A l’heure du panafricanisme : lucidité, responsabilité et sérénité

Par Mamadou Sèye

Camarade, nous sommes à l’heure du panafricanisme assumé, celui que nos pères ont rêvé et que notre génération tente de matérialiser. La libre circulation des biens et des services ne doit pas être un vœu pieux, un slogan vide ou une promesse éternellement repoussée. Elle est une nécessité économique, une respiration sociale, l’oxygène de nos ambitions continentales. Il en est de même de la circulation des personnes, socle humain de tout projet d’intégration. Sans cela, il n’y aura ni marché véritable ni souveraineté collective.

Cependant, dans toute architecture institutionnelle, la fluidité doit être garantie, mais encadrée. Aucun Etat sérieux n’abandonne ses registres, ses identités et ses processus de contrôle au gré des circonstances. L’ouverture ne s’oppose pas à la rigueur, et l’hospitalité ne saurait être confondue avec la légèreté administrative.

Il ne s’agit, dans ce débat, de stigmatiser une communauté, encore moins une composante historique et profondément enracinée de nos sociétés telles que les « Peulh fouta ». Ce peuple, transfrontalier par essence, a construit des dynamiques économiques, pastorales et culturelles qui ont irrigué plusieurs pays d’Afrique de l’Ouest. Personne n’a intérêt à projeter sur eux le moindre soupçon collectif. Les identités ne doivent jamais devenir les terrains de projection de nos peurs politiques.

Mais il est un fait que les autorités constatent aujourd’hui : l’afflux important lors des audiences foraines de personnes prêtes à payer cher pour se faire établir extraits de naissance et bulletins d’état civil. Le phénomène interroge. Il met sous tension nos dispositifs administratifs, souvent déjà fragiles. Il brouille les certitudes en matière de nationalité. Il ouvre la voie à des exploitations politiques, à des instrumentalisations dangereuses, aux fantasmes les plus délirants.
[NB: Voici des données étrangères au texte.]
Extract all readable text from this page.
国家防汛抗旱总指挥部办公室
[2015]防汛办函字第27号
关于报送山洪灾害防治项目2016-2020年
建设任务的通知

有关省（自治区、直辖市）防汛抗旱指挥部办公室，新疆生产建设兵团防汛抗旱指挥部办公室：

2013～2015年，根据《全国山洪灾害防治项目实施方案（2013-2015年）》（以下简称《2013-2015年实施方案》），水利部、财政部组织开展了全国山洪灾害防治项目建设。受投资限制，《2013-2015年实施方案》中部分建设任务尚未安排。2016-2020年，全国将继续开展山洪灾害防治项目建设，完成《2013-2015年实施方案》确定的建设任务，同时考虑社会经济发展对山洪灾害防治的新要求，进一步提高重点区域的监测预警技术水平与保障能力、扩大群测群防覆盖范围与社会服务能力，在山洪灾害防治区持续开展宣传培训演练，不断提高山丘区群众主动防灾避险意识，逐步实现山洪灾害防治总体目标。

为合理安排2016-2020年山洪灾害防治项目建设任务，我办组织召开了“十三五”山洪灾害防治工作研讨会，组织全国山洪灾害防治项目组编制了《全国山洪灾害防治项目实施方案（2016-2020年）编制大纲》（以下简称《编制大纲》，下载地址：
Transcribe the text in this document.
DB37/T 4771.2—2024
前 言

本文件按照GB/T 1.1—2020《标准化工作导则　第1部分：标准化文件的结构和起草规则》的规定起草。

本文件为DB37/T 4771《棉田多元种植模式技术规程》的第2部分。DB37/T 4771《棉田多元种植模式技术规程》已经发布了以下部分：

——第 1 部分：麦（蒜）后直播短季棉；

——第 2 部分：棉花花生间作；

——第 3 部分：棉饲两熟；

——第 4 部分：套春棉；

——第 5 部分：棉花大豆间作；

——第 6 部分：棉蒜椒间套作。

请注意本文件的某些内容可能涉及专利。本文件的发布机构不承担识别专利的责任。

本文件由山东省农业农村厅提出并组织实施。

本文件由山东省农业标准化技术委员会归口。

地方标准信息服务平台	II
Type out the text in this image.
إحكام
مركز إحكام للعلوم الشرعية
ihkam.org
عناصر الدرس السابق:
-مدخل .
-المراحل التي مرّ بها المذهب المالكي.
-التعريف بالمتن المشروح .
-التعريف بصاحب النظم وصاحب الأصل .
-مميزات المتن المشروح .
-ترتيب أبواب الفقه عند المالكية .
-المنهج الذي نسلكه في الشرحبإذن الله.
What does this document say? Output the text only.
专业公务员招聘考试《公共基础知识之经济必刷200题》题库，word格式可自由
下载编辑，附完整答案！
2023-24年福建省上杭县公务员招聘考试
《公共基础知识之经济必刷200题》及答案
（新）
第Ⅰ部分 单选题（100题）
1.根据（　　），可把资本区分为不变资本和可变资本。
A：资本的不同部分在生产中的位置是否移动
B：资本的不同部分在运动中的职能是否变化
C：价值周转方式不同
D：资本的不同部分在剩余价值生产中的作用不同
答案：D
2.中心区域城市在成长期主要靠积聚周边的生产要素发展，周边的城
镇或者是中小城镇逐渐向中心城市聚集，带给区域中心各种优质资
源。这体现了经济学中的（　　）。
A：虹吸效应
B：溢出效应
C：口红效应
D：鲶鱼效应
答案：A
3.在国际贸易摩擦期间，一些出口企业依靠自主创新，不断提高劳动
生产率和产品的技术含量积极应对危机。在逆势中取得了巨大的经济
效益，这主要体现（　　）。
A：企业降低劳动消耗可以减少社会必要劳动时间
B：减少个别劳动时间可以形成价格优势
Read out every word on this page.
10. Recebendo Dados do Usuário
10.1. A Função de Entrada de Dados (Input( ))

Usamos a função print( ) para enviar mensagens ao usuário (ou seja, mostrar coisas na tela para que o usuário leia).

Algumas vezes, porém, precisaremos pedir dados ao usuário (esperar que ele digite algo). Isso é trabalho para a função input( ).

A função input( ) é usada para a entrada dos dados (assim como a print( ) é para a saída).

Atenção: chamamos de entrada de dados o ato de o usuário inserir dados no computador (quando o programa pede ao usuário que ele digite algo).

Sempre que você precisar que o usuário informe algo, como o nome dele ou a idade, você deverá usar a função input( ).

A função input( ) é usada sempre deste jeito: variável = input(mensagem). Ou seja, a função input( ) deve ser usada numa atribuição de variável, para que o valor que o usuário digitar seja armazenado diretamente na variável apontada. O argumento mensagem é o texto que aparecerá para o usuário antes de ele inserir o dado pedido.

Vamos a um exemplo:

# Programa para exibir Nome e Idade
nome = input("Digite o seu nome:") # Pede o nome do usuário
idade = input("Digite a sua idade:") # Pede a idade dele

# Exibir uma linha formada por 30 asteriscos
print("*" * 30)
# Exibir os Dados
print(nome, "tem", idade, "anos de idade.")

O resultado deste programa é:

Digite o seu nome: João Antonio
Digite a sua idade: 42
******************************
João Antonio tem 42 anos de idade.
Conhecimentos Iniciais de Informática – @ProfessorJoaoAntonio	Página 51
Il est donc impératif de garder la tête froide. Poser le problème sans hystérie, avec calme et précision. Le continent a besoin d’Etat civil fiable, de registres tenus, d’identités traçables. Ce n’est pas négociable. L’Afrique se développera dans la confiance, pas dans l’opacité.

Les audiences foraines sont un formidable outil de rattrapage administratif, un moyen de donner existence juridique à ceux qui en ont été privés par la géographie ou la pauvreté. Mais elles ne doivent pas devenir une porte dérobée vers la nationalité, ni un marché noir institutionnel. Il y va de l’équité, de la souveraineté et de la stabilité sociale.

Notre discours doit être juste. Nous devons répéter qu’il n’y a pas de menace ethnique, pas de complot migratoire, pas de “peur de l’autre” à entretenir. Ce qui se pose, camarade, ce n’est pas un problème de communauté, mais un enjeu d’intégrité administrative. Ce que nous défendons, c’est l’État-civil, pas l’identité contre l’identité.

Il faudra renforcer les contrôles, améliorer la formation des officiers d’état civil, harmoniser les registres, numériser les procédures et établir un maillage transfrontalier de vérification. L’intégration continentale exige de la technologie, pas du soupçon permanent. Elle exige des procédures automatiques, pas des approximations locales.

Ce débat est sensible, explosif même, si on le prend par le mauvais bout. Il peut réveiller les démons du populisme, du repli, de la xénophobie rampante. Notre rôle est de sanctuariser la fraternité tout en sanctuarisant l’Etat. L’Afrique doit apprendre à être ouverte et sérieuse à la fois. Ce n’est pas contradictoire. C’est adulte.

Camarade, le panafricanisme ne s’improvise pas. Il se bâtit. Avec cœur, mais aussi avec lois. Avec générosité, mais aussi avec procédures. Ceux qui gesticulent pour attiser les passions servent l’émotion contre la raison. Nous, nous devons servir la Nation.